The Managing Director of a Newcastle engineering firm that resurrected the business after it was dissolved and took it over as a growing concern has bucked the national trend set by COVID of a decline in orders and thrown a lifeline to a Teesside apprentice who lost his job.
Steve Robertson took over Walker-based Chieftain Fabrications in 2017 where he had spent the previous 27 years rising through the ranks to Workshop Manager. The firm covers a wide variety of engineering services from pipework fabrications to nuclear ductwork and power station parts to offshore engineering. The firm has also recently expanded into new premises with facilities for segregating areas for dealing with carbon steel and stainless steel which needs a pristine environment.
Despite a proud engineering track record reaching back 150 years on Tyneside, the arrival of COVID looked set to reduce Chieftain’s order book and lead to furloughed staff and subsequent redundancies but a change in working practices has led to an increase in orders and a fully motivated workforce of seven.
“Our aim has always been to be responsible and flexible in the delivery of our services but increasing costs due to the pandemic made us think differently while still delivering on time and in accordance with health, safety, environment and quality standards,” said Steve.
Chieftain discovered that specialised work that needed to be outsourced was becoming more expensive and lead times were getting longer due to the unavailability of suppliers.
“We decided to become more proactive and bought the right machinery so that we could do the specialist jobs ourselves. It also had the benefit of keeping our staff engaged in new skills and gainfully employed throughout the lockdown period.”
Steve has bought a number of heavy engineering machines including a sheet metal bender that can take metal up to 12mm thick and 3.7 metres long. The £12,000 investment was repaid within six months and more contracts are in the pipeline due to its use. He also bought an industrial pressure testing gauge so that materials can be tested in house and a number of milling machines together with a second-hand lathe.

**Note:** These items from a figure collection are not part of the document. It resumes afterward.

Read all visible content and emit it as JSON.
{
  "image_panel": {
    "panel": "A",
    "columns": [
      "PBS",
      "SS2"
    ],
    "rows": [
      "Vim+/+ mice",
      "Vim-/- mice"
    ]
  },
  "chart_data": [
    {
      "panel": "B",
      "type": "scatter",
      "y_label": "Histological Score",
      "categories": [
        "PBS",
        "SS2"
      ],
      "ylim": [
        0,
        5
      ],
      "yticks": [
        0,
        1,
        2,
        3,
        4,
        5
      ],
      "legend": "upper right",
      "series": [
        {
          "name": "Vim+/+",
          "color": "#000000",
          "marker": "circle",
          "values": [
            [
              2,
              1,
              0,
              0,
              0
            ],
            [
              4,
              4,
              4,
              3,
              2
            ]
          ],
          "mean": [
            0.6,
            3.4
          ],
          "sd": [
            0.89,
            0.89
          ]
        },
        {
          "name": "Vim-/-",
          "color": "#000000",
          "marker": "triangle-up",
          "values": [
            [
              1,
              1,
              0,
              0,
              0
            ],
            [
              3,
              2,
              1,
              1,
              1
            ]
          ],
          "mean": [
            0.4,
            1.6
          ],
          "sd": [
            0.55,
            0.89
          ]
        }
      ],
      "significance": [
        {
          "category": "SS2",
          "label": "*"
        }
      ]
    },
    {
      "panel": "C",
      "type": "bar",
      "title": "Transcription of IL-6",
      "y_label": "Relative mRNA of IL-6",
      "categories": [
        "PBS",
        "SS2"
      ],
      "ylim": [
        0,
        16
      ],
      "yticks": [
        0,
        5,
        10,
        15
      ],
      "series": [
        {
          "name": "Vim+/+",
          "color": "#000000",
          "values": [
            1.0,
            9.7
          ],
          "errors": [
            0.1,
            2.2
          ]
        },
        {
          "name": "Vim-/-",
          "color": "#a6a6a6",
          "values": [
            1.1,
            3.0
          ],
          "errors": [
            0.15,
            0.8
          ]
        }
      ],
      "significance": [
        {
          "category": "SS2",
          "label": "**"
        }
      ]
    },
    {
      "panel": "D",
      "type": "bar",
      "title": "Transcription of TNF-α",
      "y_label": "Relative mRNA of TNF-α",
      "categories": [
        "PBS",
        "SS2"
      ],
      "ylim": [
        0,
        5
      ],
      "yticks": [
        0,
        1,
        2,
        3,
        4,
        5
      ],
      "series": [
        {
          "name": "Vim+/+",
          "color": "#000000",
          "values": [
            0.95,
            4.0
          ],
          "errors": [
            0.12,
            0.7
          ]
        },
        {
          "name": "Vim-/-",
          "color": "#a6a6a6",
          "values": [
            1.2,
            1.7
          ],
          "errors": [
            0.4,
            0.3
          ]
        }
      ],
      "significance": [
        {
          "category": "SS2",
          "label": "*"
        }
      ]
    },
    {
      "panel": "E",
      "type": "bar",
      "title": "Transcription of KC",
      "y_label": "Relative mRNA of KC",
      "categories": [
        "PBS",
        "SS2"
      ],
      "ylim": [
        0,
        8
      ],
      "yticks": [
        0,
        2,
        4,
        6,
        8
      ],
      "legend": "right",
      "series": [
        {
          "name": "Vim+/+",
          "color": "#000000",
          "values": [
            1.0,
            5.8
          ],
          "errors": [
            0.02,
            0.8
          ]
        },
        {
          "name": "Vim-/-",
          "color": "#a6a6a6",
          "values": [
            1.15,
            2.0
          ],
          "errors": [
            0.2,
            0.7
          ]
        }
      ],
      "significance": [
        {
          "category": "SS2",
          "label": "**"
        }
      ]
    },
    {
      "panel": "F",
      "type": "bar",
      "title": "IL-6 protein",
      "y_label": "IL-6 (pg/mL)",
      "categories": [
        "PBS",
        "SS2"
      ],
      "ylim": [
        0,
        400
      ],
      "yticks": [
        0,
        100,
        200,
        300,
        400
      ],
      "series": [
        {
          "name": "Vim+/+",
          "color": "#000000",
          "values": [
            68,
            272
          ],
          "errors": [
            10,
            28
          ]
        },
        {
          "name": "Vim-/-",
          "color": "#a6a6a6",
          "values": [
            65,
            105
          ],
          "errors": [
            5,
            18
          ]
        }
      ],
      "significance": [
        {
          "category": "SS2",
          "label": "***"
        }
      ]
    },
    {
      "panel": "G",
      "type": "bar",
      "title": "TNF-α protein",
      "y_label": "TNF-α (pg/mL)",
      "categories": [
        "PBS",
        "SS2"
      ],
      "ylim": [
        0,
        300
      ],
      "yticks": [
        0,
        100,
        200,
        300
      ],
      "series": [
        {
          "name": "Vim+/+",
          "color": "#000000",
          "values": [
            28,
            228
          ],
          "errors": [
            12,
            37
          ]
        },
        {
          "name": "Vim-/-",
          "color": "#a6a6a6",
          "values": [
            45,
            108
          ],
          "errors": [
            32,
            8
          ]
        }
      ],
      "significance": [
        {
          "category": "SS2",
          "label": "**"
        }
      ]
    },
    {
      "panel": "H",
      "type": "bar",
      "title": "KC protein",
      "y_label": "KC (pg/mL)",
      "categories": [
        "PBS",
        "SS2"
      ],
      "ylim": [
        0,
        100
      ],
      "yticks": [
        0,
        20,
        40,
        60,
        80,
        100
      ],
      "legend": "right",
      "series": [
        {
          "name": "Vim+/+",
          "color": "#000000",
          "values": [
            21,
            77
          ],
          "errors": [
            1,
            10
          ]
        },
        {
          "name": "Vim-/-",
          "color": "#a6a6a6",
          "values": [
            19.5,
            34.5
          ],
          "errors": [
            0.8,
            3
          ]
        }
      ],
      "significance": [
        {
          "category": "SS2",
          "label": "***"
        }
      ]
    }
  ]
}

As well as increasing the firm’s turnover figures, being able to tackle the jobs in house that once would have been sent elsewhere has enabled Chieftain to gain more control over their workflow, provided better customer service and improved staff morale due to new working skills, etc making them multi-skilled.
“Training is really important to us, we hold a number of ISO standards and have heavily invested in quality, procedures and technical skills including working to standards laid down by UK and international welding governing bodies,” said Steve.
“We are also delighted to have helped a young apprentice who lost his job and we were able to take him on.”
Ryan Anderson from Middlesbrough makes the 80-mile round trip each day to work. Sadly, losing his apprenticeship when his previous firm closed down meant that he faced being unable to complete his third-year apprenticeship until Steve stepped in.
“I’m really grateful to Steve for taking me under his wing. It’s a long journey to work but I’m learning so much and hope to make a career for myself in the engineering sector,” said Ryan.
“I heard about Ryan’s situation from a client and called him in for an interview. The fact that he is willing to travel so far each day speaks volumes and we are glad he’s part of the Chieftain team,” said Steve.